This question concerns Proposition on page 43 of Associative Algebras by R. S. Pierce.
Lemma c. Let $N$ be a right ideal of the algebra $A$ that satisfies $N^{k}=0$. If $P$ is a simple $A$-module, then $PN=0$. Moreover, $N\subseteq rad(A)$, where $A$ is considered as a right $A$-module.
Proposition. The following conditions are equivalent for minimal right ideals $N_{1}$ and $N_{2}$ of the semisimple algebra $A$. (i) $N_{1}\cong N_{2}$ as $A$-modules (ii) $N_{1}N_{2}\neq 0$. (iii) There is an element $x\in A$ such that $N_{1}=xN_{2}$.

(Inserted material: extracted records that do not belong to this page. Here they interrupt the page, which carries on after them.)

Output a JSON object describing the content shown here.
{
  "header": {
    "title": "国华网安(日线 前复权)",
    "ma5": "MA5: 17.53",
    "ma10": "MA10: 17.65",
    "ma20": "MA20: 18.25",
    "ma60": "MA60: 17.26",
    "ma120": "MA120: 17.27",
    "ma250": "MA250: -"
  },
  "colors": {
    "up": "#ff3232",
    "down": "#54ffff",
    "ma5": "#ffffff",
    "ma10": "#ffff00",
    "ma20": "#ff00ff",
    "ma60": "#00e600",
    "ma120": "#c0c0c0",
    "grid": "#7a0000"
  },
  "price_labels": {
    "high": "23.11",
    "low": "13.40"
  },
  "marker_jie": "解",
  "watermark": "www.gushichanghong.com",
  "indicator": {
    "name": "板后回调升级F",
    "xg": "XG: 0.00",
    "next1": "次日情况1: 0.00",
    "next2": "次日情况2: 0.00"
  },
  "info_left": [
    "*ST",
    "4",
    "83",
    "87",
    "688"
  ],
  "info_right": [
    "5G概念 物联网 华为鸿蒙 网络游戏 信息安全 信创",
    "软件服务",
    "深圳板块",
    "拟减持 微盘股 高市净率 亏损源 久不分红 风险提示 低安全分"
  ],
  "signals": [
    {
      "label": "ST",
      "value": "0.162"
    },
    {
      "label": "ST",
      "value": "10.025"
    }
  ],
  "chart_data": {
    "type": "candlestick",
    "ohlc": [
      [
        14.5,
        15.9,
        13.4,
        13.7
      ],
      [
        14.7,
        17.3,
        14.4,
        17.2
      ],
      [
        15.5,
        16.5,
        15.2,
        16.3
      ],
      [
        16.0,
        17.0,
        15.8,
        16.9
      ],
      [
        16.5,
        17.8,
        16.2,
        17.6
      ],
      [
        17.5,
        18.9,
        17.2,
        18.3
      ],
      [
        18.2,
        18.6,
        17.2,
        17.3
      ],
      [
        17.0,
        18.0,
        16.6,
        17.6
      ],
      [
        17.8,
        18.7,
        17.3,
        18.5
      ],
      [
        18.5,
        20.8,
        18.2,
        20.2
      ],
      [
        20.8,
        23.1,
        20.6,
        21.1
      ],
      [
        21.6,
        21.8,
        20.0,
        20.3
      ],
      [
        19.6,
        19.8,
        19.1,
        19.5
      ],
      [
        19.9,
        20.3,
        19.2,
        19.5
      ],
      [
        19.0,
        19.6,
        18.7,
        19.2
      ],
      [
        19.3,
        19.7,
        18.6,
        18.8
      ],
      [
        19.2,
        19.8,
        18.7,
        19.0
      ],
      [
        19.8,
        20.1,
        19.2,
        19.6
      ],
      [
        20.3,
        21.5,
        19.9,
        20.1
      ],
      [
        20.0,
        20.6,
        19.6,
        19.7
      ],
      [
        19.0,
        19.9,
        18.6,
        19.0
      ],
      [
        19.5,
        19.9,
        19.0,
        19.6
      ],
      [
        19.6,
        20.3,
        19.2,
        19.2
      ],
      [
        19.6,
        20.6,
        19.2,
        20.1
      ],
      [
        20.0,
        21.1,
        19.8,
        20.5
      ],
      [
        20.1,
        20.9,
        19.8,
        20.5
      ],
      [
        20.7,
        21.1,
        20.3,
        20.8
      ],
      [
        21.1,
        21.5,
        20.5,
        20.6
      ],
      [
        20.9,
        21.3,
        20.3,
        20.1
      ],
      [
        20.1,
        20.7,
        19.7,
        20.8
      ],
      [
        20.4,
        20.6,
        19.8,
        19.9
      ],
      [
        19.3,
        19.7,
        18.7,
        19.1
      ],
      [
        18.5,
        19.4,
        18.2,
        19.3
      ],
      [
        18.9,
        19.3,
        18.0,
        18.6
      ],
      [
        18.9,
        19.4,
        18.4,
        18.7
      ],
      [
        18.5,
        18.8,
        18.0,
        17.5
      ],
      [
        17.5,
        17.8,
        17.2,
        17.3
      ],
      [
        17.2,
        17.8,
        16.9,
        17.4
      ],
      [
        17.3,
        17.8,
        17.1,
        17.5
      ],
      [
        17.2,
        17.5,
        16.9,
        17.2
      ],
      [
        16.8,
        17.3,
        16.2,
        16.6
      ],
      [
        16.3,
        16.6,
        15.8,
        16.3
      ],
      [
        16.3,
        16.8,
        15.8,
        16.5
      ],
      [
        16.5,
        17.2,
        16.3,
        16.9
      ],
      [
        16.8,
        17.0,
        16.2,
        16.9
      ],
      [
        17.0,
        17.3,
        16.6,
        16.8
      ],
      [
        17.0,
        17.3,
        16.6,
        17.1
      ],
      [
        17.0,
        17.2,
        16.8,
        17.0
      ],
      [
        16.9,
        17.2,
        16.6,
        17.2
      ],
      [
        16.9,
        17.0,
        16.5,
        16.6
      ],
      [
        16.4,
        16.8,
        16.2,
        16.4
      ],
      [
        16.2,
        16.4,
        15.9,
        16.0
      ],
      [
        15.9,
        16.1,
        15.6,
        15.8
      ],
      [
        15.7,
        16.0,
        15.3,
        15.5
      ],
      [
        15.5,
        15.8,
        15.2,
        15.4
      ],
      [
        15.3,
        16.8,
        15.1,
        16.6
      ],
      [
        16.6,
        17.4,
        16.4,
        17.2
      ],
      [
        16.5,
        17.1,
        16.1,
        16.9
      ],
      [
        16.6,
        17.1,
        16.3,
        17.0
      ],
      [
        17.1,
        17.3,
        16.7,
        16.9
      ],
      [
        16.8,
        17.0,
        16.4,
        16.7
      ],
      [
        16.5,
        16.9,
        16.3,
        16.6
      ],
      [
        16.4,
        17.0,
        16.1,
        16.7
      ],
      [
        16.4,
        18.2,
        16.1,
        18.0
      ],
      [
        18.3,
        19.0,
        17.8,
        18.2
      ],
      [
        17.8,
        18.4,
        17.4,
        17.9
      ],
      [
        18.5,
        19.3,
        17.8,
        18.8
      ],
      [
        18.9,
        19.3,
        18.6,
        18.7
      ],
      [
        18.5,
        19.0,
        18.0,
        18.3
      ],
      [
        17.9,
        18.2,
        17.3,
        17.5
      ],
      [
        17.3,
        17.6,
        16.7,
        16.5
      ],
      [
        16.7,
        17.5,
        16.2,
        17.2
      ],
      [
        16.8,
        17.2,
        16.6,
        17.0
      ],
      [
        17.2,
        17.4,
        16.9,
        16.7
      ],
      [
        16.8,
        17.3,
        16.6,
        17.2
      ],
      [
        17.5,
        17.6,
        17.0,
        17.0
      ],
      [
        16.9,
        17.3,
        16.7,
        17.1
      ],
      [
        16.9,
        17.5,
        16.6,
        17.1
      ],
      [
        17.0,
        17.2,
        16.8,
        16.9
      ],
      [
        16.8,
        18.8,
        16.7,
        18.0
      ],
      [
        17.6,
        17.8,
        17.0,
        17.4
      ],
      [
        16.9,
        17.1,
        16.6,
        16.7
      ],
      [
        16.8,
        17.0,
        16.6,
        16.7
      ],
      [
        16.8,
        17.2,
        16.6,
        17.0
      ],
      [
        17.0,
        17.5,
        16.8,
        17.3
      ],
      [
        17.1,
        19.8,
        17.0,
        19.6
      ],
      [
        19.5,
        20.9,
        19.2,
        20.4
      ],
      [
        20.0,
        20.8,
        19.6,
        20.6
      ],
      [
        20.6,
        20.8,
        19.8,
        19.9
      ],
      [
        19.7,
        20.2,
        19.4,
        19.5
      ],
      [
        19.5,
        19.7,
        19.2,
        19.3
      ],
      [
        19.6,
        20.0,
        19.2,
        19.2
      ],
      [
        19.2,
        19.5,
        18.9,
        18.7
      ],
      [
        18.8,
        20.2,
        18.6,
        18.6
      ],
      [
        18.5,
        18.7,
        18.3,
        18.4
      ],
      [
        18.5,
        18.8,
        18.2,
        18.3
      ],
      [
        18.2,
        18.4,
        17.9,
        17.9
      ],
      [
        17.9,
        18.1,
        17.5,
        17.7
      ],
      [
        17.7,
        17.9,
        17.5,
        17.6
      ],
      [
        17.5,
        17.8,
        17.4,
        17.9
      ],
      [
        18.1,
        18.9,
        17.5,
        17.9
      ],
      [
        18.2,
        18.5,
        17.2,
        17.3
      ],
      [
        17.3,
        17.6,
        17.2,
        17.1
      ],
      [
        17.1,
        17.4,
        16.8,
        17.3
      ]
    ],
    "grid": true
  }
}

Proof of Proposition (i) $\Rightarrow$ (ii): If $\phi:N_{1}\rightarrow N_{2}$ is an $A$-module isomorphism, then $\phi(N_{1}N_{2})=\phi(N_{1})N_{2}=N_{2}^{2}\neq 0$ by Lemma c.
My question is how does $N_{2}^{2}\neq 0$ follow from lemma c?
Any hints or answers is appreciated.
Since the algebra is semisimple, the Jacobson radical $rad(A)=\{0\}$. $N_2^2=\{0\}$ would imply $rad(A)\neq \{0\}$.